Le marché des changes reste suspendu au bon vouloir des banques centrales, de plus en pressées d’intervenir suite à l’envolée de l’inflation enregistrée dans la plupart des pays industrialisés. Le relèvement d’un point de pourcentage du taux directeur des Etats-Unis que nous prévoyons pour l’année 2022 laisse à penser que la vigueur actuelle du dollar persistera encore quelque temps. En revanche, l’euro ne devrait s’apprécier que plus tardivement. Cette année, ce sont avant tout le franc et le yen qui devraient profiter de la faible inflation de leurs économies respectives. Enfin, l’or devrait lui aussi continuer de s’affirmer en tant que valeur refuge.

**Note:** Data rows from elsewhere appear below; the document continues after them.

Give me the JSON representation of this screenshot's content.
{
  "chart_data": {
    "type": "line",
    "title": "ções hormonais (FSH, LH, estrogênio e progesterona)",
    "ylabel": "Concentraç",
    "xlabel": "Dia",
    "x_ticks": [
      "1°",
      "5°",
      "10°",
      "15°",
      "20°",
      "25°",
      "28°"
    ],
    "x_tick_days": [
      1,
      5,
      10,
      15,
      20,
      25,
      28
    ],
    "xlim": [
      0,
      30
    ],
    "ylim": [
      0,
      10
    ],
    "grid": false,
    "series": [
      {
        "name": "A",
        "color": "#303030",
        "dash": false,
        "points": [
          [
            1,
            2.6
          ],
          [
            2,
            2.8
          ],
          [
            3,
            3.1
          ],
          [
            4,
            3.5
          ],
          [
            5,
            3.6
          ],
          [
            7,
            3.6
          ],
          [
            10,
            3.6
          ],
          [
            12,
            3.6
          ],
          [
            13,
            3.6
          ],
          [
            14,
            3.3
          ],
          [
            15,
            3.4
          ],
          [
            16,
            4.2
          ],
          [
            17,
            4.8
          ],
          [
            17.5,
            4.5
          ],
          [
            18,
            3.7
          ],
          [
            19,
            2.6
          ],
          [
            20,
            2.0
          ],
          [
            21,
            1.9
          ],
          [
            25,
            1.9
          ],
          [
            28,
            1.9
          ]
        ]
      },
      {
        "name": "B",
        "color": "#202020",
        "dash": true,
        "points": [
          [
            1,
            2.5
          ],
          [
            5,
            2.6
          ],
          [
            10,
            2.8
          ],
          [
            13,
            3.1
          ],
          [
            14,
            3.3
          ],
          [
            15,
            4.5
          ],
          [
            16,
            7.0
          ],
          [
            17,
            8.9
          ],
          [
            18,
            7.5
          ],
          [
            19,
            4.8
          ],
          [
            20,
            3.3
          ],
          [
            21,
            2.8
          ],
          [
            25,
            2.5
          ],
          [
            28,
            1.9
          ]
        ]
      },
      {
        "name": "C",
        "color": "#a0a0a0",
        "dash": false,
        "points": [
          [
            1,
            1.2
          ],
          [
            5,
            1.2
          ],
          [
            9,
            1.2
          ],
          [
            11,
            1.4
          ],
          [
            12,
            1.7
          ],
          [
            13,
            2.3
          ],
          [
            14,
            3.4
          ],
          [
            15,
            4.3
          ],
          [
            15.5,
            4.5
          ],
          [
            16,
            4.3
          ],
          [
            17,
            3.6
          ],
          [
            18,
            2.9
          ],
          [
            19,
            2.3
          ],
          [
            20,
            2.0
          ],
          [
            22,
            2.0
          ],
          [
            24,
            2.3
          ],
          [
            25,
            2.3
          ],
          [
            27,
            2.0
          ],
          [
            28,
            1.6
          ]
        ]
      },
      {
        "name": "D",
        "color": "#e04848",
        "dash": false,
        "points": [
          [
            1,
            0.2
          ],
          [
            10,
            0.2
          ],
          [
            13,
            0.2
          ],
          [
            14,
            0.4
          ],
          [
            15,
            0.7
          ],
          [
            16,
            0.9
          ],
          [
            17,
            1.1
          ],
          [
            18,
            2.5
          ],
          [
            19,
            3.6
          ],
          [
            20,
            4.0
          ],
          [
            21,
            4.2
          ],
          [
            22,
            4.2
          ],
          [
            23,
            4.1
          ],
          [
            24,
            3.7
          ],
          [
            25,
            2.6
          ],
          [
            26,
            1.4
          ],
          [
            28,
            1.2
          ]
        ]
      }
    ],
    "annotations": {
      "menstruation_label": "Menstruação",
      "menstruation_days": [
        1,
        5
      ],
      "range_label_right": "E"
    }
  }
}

Le fait que la zone euro dépende fortement de l’industrie manufacturière devrait agir comme un frein à l’appréciation de sa monnaie.
Le dollar américain devrait rester fort

Par rapport aux chutes de cours parfois spectaculaires enregistrées par les actions et les obligations depuis le début de l’année, le marché des changes a plutôt fait preuve d’une bonne résistance. Il reste toutefois suspendu au bon vouloir des banques centrales, de plus en plus pressées d’intervenir suite à l’envolée de l’inflation enregistrée dans la plupart des pays industrialisés. La Réserve fédérale américaine (Fed), en particulier, devrait resserrer sa politique monétaire plus vite que prévu jusqu’ici au vu de la forte croissance des salaires américains et de la montée généralisée des prix des biens de consommation, ce qui laisse prévoir une poursuite de la vigueur du dollar.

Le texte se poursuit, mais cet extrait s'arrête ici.